Quasi 240.000 vite spezzate in un solo anno. L’inquinamento atmosferico continua a seminare morte nell’Unione Europea, con un bilancio che, nel 2022, ha visto il particolato fine PM2.5 come protagonista letale. Questo invisibile killer, capace di insinuarsi nei polmoni, ha causato “almeno 239.000 morti”
secondo un rapporto scioccante dell’Agenzia Europea per l’Ambiente.
Il dato, seppur in calo del 5% rispetto al 2021, resta impressionante. I Paesi più colpiti? Italia, Polonia e Germania guidano una triste classifica dove ogni cifra racconta una tragedia. Ma un segnale positivo emerge: l’esposizione a lungo termine ai principali inquinanti sta mostrando segni di miglioramento, con una riduzione dei decessi per PM2.5 del 45% dal 2005. L’UE, dunque, sembra sulla strada giusta per centrare l’obiettivo del 2030: un calo del 55%.

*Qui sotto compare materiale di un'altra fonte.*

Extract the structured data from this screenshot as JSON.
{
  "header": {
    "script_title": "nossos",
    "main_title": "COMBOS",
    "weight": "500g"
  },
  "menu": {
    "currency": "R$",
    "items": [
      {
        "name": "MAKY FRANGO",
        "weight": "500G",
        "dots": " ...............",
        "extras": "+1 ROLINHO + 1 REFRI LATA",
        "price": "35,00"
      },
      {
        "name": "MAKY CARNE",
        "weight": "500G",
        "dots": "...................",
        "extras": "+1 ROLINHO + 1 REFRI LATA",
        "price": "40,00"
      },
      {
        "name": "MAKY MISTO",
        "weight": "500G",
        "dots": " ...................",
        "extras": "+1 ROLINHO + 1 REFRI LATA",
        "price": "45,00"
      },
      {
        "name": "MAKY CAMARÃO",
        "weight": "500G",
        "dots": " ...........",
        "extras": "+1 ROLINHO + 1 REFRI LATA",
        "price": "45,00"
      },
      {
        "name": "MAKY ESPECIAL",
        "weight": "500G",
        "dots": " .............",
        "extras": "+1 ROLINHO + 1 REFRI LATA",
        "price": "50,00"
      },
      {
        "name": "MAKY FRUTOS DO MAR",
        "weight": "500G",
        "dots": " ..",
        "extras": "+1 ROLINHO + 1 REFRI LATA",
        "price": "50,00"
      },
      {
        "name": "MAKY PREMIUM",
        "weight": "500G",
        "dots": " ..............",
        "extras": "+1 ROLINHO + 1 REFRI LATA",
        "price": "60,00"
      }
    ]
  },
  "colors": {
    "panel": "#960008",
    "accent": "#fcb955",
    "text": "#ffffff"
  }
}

Nonostante ciò, l’allarme è ancora altissimo. L’ozono, derivante dal traffico e dalle attività industriali, ha causato 70.000 decessi. Altri 48.000 sono stati attribuiti al diossido di azoto, un sottoprodotto delle emissioni di veicoli e centrali elettriche. “L’inquinamento atmosferico rimane la più grande minaccia ambientale per la salute degli europei”
, avverte l’agenzia.
Questi numeri, purtroppo, non possono essere semplicemente sommati per evitare sovrapposizioni, ma dipingono un quadro desolante che richiede interventi immediati. È chiaro: ogni passo avanti nelle politiche ambientali è un passo verso la vita, contro una minaccia che non conosce confini.